A Revista do CD nº 10 (janeiro de 1992) trazia uma matéria com Gilberto Gil, que estava lançando o disco Parabolicamará. A matéria, logicamente, fala do disco, das músicas, da concepção do trabalho, etc, e também traz um depoimento do maestro e arranjador Rogério Duprat, que trabalhou com Gil e demais tropicalistas. A matéria diz "O maestro Rogério Duprat tornou-se cúmplice das 'loucuras' de Gil desde o início do Tropicalismo". Segue abaixo a transcrição do box que traz o depoimento do maestro e arranjador, e que é assinado por João Carlos Baldan:
"Ao arquitetar o estonteante e premiado arranjo da música Domingo no Parque, de Gilberto Gil - cuja apresentação feita pelo próprio Gil no Festival da TV Record de 1967 praticamente inaugurou o Tropicalismo no país - o maestro Rogério Duprat, 60 anos, tornou-se uma espécie de regente do movimento. É que, indisfarçavelmente, sua participação foi sobretudo um ato de cumplicidade que perdurou até o ano seguinte, quando o peso da repressão exilou Caetano e Gil em Londres. Atualmente Duprat, aposentado, passa a maior parte do tempo no seu sítio em Itapecerica da Serra (Grande São Paulo), dedicado à literatura, a estudos de ciências exatas e à marcenaria. Aqui, ele fala de Gil e do célebre arranjo de Domingo no Parque: 'O convite para fazer o arranjo partiu do maestro Júlio Medaglia, que fazia parte do júri dos festivais da Record, que havia imaginado uma feição cinematográfica para a música. Mas ocorre que Gil é uma arte-final, compõe sempre muito bem-acabado, de modo que o arranjo era só para enfeitar, como, aliás, deve ser. O arranjador é um ornamentador, que deve trabalhar com arte. Pensei, em princípio, em trabalhar com o conceito de simplicidade e inovação; com a originalidade dentro da redundância. Nessa linha tinha que seguir um pouco o caminho de Radamés Gnatalli, como aquele seu jeito na introdução de Aquarela do Brasil. Em todo caso, acrescentei e desvirtuei.

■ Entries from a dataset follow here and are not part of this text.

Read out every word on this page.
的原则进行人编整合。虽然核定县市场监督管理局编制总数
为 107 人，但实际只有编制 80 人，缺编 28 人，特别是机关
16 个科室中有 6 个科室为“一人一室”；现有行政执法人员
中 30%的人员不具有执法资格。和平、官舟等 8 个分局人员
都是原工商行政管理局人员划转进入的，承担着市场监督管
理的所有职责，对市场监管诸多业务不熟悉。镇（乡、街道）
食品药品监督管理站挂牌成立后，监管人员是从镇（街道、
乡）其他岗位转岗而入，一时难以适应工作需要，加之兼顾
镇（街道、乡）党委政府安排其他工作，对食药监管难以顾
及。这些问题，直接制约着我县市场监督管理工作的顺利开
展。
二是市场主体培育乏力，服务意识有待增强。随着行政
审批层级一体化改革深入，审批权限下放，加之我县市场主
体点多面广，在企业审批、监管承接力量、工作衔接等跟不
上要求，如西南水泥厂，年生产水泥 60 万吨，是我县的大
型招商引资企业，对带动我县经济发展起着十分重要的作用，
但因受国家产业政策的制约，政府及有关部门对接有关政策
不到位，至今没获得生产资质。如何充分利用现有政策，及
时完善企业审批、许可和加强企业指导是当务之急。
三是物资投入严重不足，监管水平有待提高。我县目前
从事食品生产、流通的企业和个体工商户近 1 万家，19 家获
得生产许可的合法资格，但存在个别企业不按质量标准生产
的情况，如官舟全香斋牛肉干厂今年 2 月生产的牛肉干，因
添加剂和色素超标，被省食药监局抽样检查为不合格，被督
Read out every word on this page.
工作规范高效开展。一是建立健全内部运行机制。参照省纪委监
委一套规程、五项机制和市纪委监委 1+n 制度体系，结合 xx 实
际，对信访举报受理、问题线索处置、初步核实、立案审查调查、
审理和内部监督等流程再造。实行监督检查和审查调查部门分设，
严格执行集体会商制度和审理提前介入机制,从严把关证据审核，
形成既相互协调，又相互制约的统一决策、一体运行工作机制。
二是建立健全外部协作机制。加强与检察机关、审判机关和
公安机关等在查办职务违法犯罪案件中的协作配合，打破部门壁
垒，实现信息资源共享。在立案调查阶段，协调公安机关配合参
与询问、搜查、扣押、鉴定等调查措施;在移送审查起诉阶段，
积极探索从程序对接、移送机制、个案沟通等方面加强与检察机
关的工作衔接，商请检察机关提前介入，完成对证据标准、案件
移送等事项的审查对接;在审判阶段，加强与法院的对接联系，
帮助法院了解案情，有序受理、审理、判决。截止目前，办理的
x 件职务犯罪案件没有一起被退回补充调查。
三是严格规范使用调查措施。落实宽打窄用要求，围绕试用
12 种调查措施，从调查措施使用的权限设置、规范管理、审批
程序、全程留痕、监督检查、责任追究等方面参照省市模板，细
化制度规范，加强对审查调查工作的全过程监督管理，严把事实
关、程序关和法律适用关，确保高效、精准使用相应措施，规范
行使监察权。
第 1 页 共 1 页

Na verdade, foi uma junção de três experiências: e de Gil, músico e bem informado com tempero baiano; os Mutantes, primeiro grupo de rock importante do país; e eu, que posso me autodefinir como um guerrilheiro cultural também. Juntei características da música eletrônica e atonal - estudei com Stockhausen na Alemanha nos anos 60 - com a música popular de Gil; resolvemos enfrentar preconceitos inesperados de colegas ao introduzir instrumentos eletrônicos; as guitarras estavam chegando à MPB. Nomes consagrados como Chico Buarque e Geraldo Vandré contestavam, achavam que se tratava de colonialismo cultural. Como já tinha mais de 30 anos, entrado no PC (Partido Comunista) aos 18, brigado com muito stalinista na vida, não tinha mais saco para discussões; partia para o trabalho.
Rogério Duprat |
'Mas o fato é que o trabalho estava batizado pelo Tropicalismo como um todo, disparado pela invasão baiana a São Paulo em 1967. Dela Gilberto Passos Gil Moreira era o melhor músico; na trupe do desbunde, o mais versátil. Cantava bem, tocava bem, pensava bem. E também era inovador. Sempre foi e é ligado a tudo. Fala com você e filosofa; percebe a a mosca e quer ver o sentido do voo - tudo ao mesmo compasso. A permanente mudança é seu mérito, até porque nunca sabemos o que ele vai fazer amanhã. Ele passou por mil ondas: do Fino da Bossa (quando Elis Regina gravou músicas tradicionais da MPB) até a vivência tropicalista. Teve depois o exílio de dois anos na Inglaterra; teve sua volta, a readaptação, a redescoberta, a refazenda. Depois Gil fez reggae como Bob Marley, fez rap, fez tudo... Hoje nem dá para imaginar. Mas sair em 68 com bata, cabelão, barba, ele e Caetano - era preciso coragem e a certeza do que se queria fazer. Era iminente a mudança, seja nos costumes, nas roupas, no modo de viver, na música. era preciso saber o que fazer. E Gil sabia, adiantado'. "
Adorava a Revista do CD,comprei alguns números.